The relationship between EN initiation and mortality in other respiratory diseases has been widely investigated. Chun Miao et al. (2017) investigated the effect of the standardized treatment of early EN on the prognosis of patients with acute respiratory distress syndrome (ARDS) and found that early EN support could improve the nutritional status, decrease the blood glucose fluctuations, and further benefit the 28-day mortality [33]. Subsequently, Yan Guo et al. (2018) showed a consistent result wherein early, and reasonable application of EN could reduce the incidence of infection, improve lung function, and reduce the duration of mechanical ventilation as well as the length of ICU stay of the ARDS patients [34]. In contrast, Sarah J. Peterson et al. (2017) suggested that early higher calorie exposure was associated with higher subsequent hazard of mortality for patients with ARDS, while provision after day 8 decreased the hazard [35]. An important finding in our research was that early initiation of EN for severe COVID-19 patients could significantly decrease the hospital stay length, as well as ICU stay length, without affecting the 6-month overall survival.
Finally, to evaluate the safety of early EN application, we evaluated the incidence of airway complications and GI intolerance. According to an earlier report, nearly twenty percent of critically ill patients, who received EN therapy during the period of noninvasive positive pressure ventilation, developed at least one adverse event, including the development of pneumonia, progressive respiratory failure, and so on [35]. Mariko Kogo et al. also collected data from subjects with acute respiratory failure and found that EN was a risk factor for airway complications, with a significantly longer duration of median noninvasive ventilation.17 For the other aspect, efforts to provide early EN are thwarted by GI intolerance, such as diarrhea, nausea, vomiting, GI bleeding, and so on [36]. Fortunately, the incidence of airway complications and GI intolerance were not different between the two groups in our study, possibly because of excellent care and regular monitoring in our hospital, and indicates that it is safe to start EN early for severe COVID-19 patients with high nutritional risk.

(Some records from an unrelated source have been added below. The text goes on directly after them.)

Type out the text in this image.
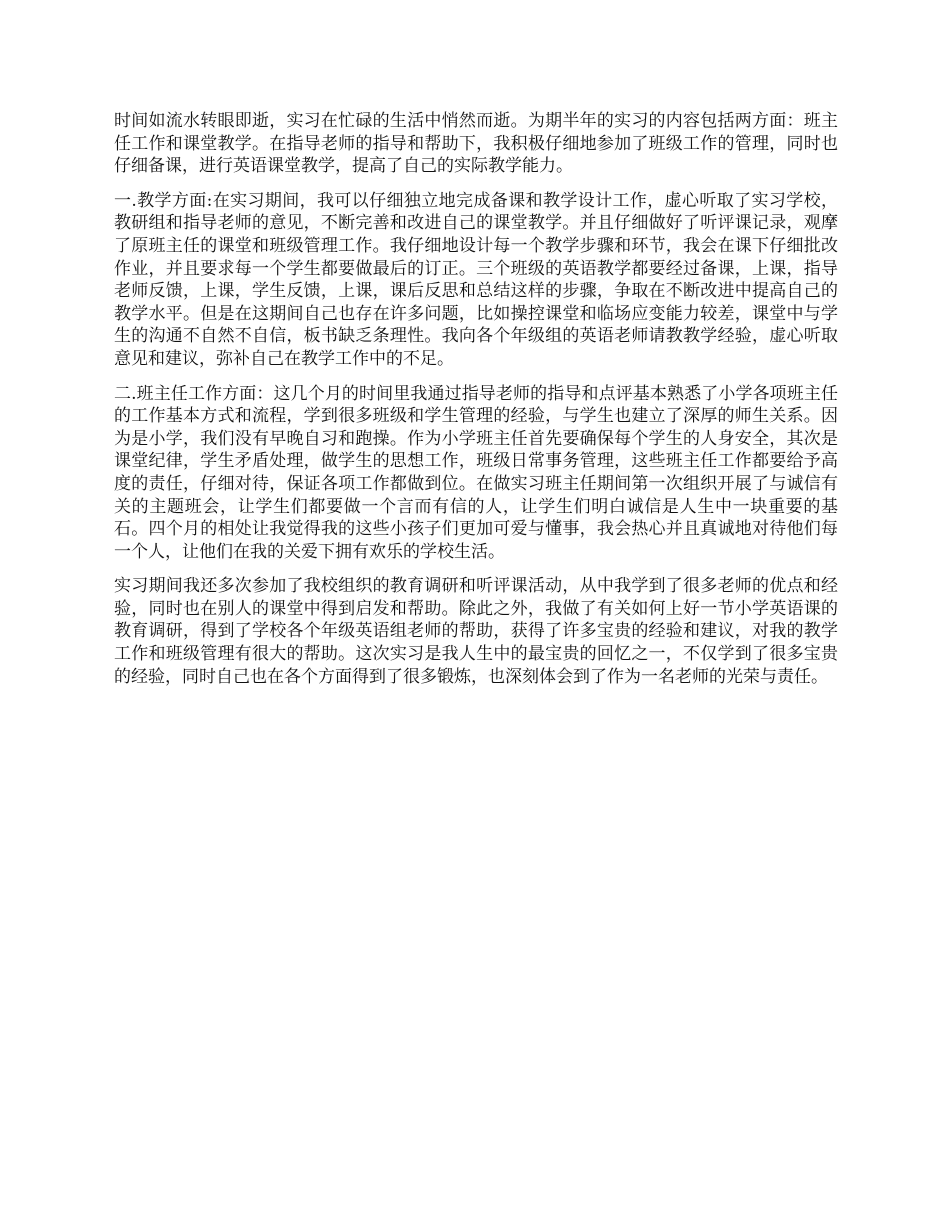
时间如流水转眼即逝，实习在忙碌的生活中悄然而逝。为期半年的实习的内容包括两方面：班主任工作和课堂教学。在指导老师的指导和帮助下，我积极仔细地参加了班级工作的管理，同时也仔细备课，进行英语课堂教学，提高了自己的实际教学能力。

一.教学方面:在实习期间，我可以仔细独立地完成备课和教学设计工作，虚心听取了实习学校，教研组和指导老师的意见，不断完善和改进自己的课堂教学。并且仔细做好了听评课记录，观摩了原班主任的课堂和班级管理工作。我仔细地设计每一个教学步骤和环节，我会在课下仔细批改作业，并且要求每一个学生都要做最后的订正。三个班级的英语教学都要经过备课，上课，指导老师反馈，上课，学生反馈，上课，课后反思和总结这样的步骤，争取在不断改进中提高自己的教学水平。但是在这期间自己也存在许多问题，比如操控课堂和临场应变能力较差，课堂中与学生的沟通不自然不自信，板书缺乏条理性。我向各个年级组的英语老师请教教学经验，虚心听取意见和建议，弥补自己在教学工作中的不足。

二.班主任工作方面：这几个月的时间里我通过指导老师的指导和点评基本熟悉了小学各项班主任的工作基本方式和流程，学到很多班级和学生管理的经验，与学生也建立了深厚的师生关系。因为是小学，我们没有早晚自习和跑操。作为小学班主任首先要确保每个学生的人身安全，其次是课堂纪律，学生矛盾处理，做学生的思想工作，班级日常事务管理，这些班主任工作都要给予高度的责任，仔细对待，保证各项工作都做到位。在做实习班主任期间第一次组织开展了与诚信有关的主题班会，让学生们都要做一个言而有信的人，让学生们明白诚信是人生中一块重要的基石。四个月的相处让我觉得我的这些小孩子们更加可爱与懂事，我会热心并且真诚地对待他们每一个人，让他们在我的关爱下拥有欢乐的学校生活。

实习期间我还多次参加了我校组织的教育调研和听评课活动，从中我学到了很多老师的优点和经验，同时也在别人的课堂中得到启发和帮助。除此之外，我做了有关如何上好一节小学英语课的教育调研，得到了学校各个年级英语组老师的帮助，获得了许多宝贵的经验和建议，对我的教学工作和班级管理有很大的帮助。这次实习是我人生中的最宝贵的回忆之一，不仅学到了很多宝贵的经验，同时自己也在各个方面得到了很多锻炼，也深刻体会到了作为一名老师的光荣与责任。
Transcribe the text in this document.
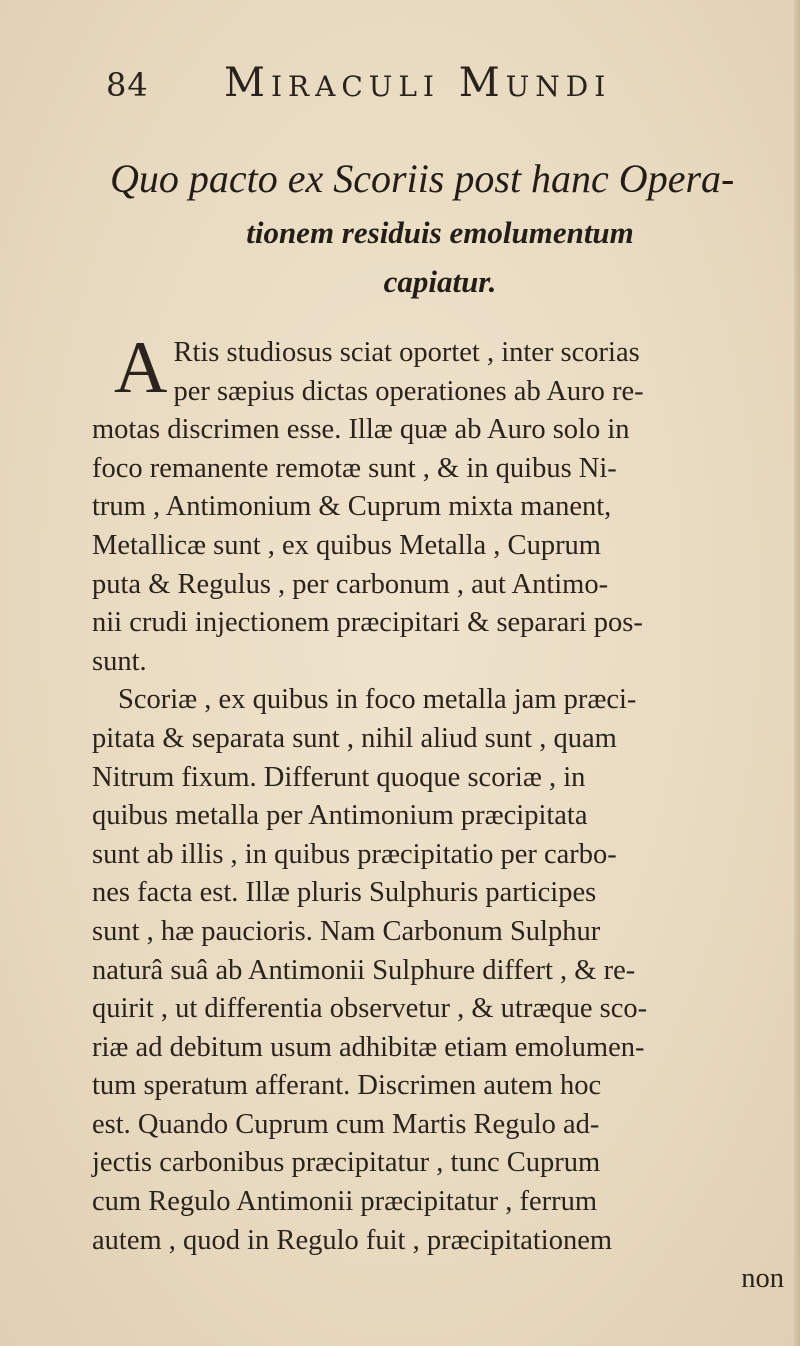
84 Miraculi Mundi
Quo pacto ex Scoriis post hanc Opera-
tionem residuis emolumentum
capiatur.
A Rtis studiosus sciat oportet , inter scorias
per sæpius dictas operationes ab Auro re-
motas discrimen esse. Illæ quæ ab Auro solo in
foco remanente remotæ sunt , & in quibus Ni-
trum , Antimonium & Cuprum mixta manent,
Metallicæ sunt , ex quibus Metalla , Cuprum
puta & Regulus , per carbonum , aut Antimo-
nii crudi injectionem præcipitari & separari pos-
sunt.
Scoriæ , ex quibus in foco metalla jam præci-
pitata & separata sunt , nihil aliud sunt , quam
Nitrum fixum. Differunt quoque scoriæ , in
quibus metalla per Antimonium præcipitata
sunt ab illis , in quibus præcipitatio per carbo-
nes facta est. Illæ pluris Sulphuris participes
sunt , hæ paucioris. Nam Carbonum Sulphur
naturâ suâ ab Antimonii Sulphure differt , & re-
quirit , ut differentia observetur , & utræque sco-
riæ ad debitum usum adhibitæ etiam emolumen-
tum speratum afferant. Discrimen autem hoc
est. Quando Cuprum cum Martis Regulo ad-
jectis carbonibus præcipitatur , tunc Cuprum
cum Regulo Antimonii præcipitatur , ferrum
autem , quod in Regulo fuit , præcipitationem
non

This study had several potential limitations. First, our analysis was based on a retrospective study with a relatively small sample; hence there may be a selection bias to limit the generalizability of our results. To verify our results, a large prospective study, over an extended period of time, is needed. Second, the subjects included in our study were under strict restrictions; severe COVID-19 patients had NRS scores ≥ 3. For other patients with mild symptoms and a risk of malnutrition, whether the early use of EN will decrease the RS incidence is still elusive. Last but not least, we analyzed only 6-month overall survival for all the participants, the cut-off point was too short, and longer survival statistics are eagerly awaited for further conclusion.